Because of high prices and energy-conservation measures, world oil demand has been running so far behind recent production that storage tanks in Europe and Japan are filled to the brim. But instead of cutting the prices that they quadrupled last year, oil exporting nations are reducing production in order to keep the prices up. In the past two months, Kuwait has cut production 20%, and Venezuela has trimmed significantly too. At a meeting next week, the Organization of Petroleum Exporting Countries is expected to approve a coordinated production drop of at least 10% by all twelve members. Even Saudi Arabia, which has long publicly advocated a reduction in oil prices, is reducing production instead—by 850,000 bbl. per day this month, down 10% from July. Meanwhile, prices continue to rise. Oil imported into the U.S. in July hit a record $11.69 per bbl.; the cost of paying for it pushed the U.S. foreign trade deficit to $728 million, the third highest monthly red-ink figure ever recorded.

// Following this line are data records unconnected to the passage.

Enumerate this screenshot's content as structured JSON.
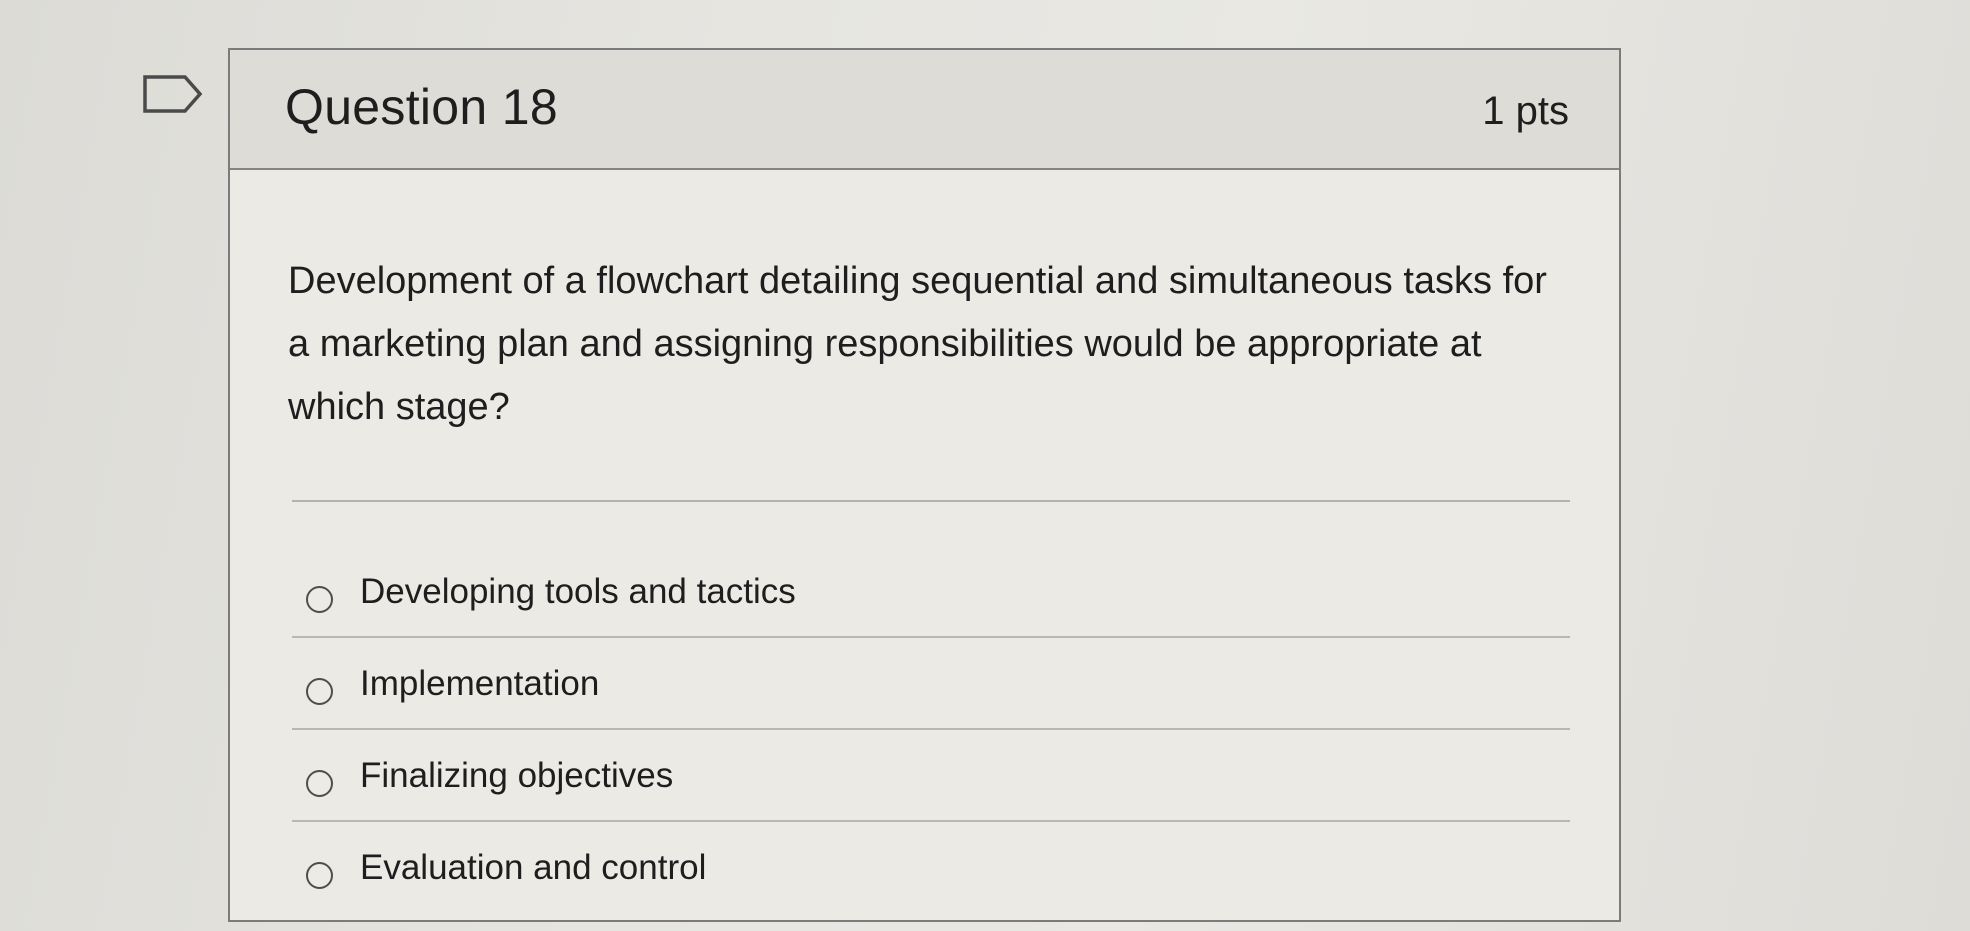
{
  "question": {
    "title": "Question 18",
    "points": "1 pts",
    "text": "Development of a flowchart detailing sequential and simultaneous tasks for a marketing plan and assigning responsibilities would be appropriate at which stage?",
    "answers": [
      {
        "label": "Developing tools and tactics",
        "selected": false
      },
      {
        "label": "Implementation",
        "selected": false
      },
      {
        "label": "Finalizing objectives",
        "selected": false
      },
      {
        "label": "Evaluation and control",
        "selected": false
      }
    ]
  },
  "icons": {
    "flag": "flag-question-icon"
  },
  "colors": {
    "header_bg": "#dddcd7",
    "card_bg": "#eceae5",
    "border": "#7b7b7b",
    "text": "#1e1e1e"
  }
}
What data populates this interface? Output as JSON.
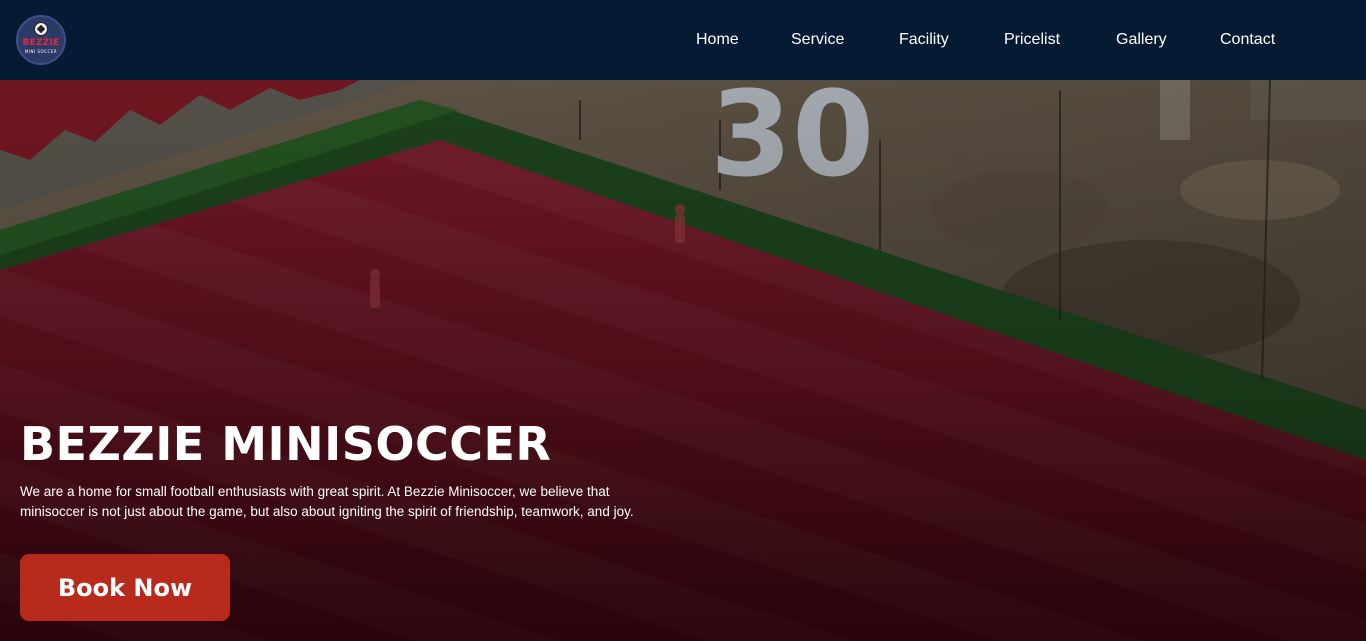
{
  "header": {
    "logo": {
      "text": "BEZZIE",
      "subtext": "MINI SOCCER",
      "icon": "soccer-ball-icon"
    },
    "nav": [
      {
        "label": "Home"
      },
      {
        "label": "Service"
      },
      {
        "label": "Facility"
      },
      {
        "label": "Pricelist"
      },
      {
        "label": "Gallery"
      },
      {
        "label": "Contact"
      }
    ]
  },
  "hero": {
    "background_sign": "30",
    "title": "BEZZIE MINISOCCER",
    "description": "We are a home for small football enthusiasts with great spirit. At Bezzie Minisoccer, we believe that minisoccer is not just about the game, but also about igniting the spirit of friendship, teamwork, and joy.",
    "cta_label": "Book Now"
  },
  "colors": {
    "header_bg": "#051a33",
    "cta_bg": "#b82a1c",
    "field_red": "#7a1424",
    "text": "#ffffff"
  }
}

"Inventory Recession." Economists long looked forward to at least some slow real growth in production of goods and services late this year. Now they doubt it, primarily because business inventories have been piling up at an unhealthy clip. A rise of $10 billion in inventories for a full year is considered large, but newly revised figures show that in the last quarter of 1973 goods accumulated on shelves and in warehouses at an annual rate of almost $29 billion. In the first half of this year, the rate was close to $16 billion. Businessmen have developed a shortage-and-inflation mentality, and have been scrambling to buy goods that might become scarce or rise further in price. That process cannot continue forever. Soon, businessmen will have to stop filling already bulging warehouses, and the reduction in their orders for goods either will bring on a classic "inventory recession" or, at minimum, will be a drag on production.

There are plenty of other drags on the economy. Interest rates were once expected to drop after midyear, but for the moment they are going up further. Short-term rates may drop a bit if the Federal Reserve really does ease monetary policy, but long-term rates, such as those on bonds, are likely to stay up until the investors who buy them can be convinced that inflation is abating. Last week, Northwestern Bell Telephone Co. sold $150 million in bonds at 10.14%, a record for any unit of AT&T.

The continued climb in interest has killed all hope of a recovery in housing, which once seemed likely to lead the economy back to resumed growth in late 1974. Housing starts have fallen 38% in the past year, to an annual rate of 1.3 million, and seem likely to go even lower. Little money is available at any price. Savings and loan associations, the prime source of mortgage money, lost $582 million in deposits in July, as savers withdrew their funds to seek higher interest than the S and Ls can pay.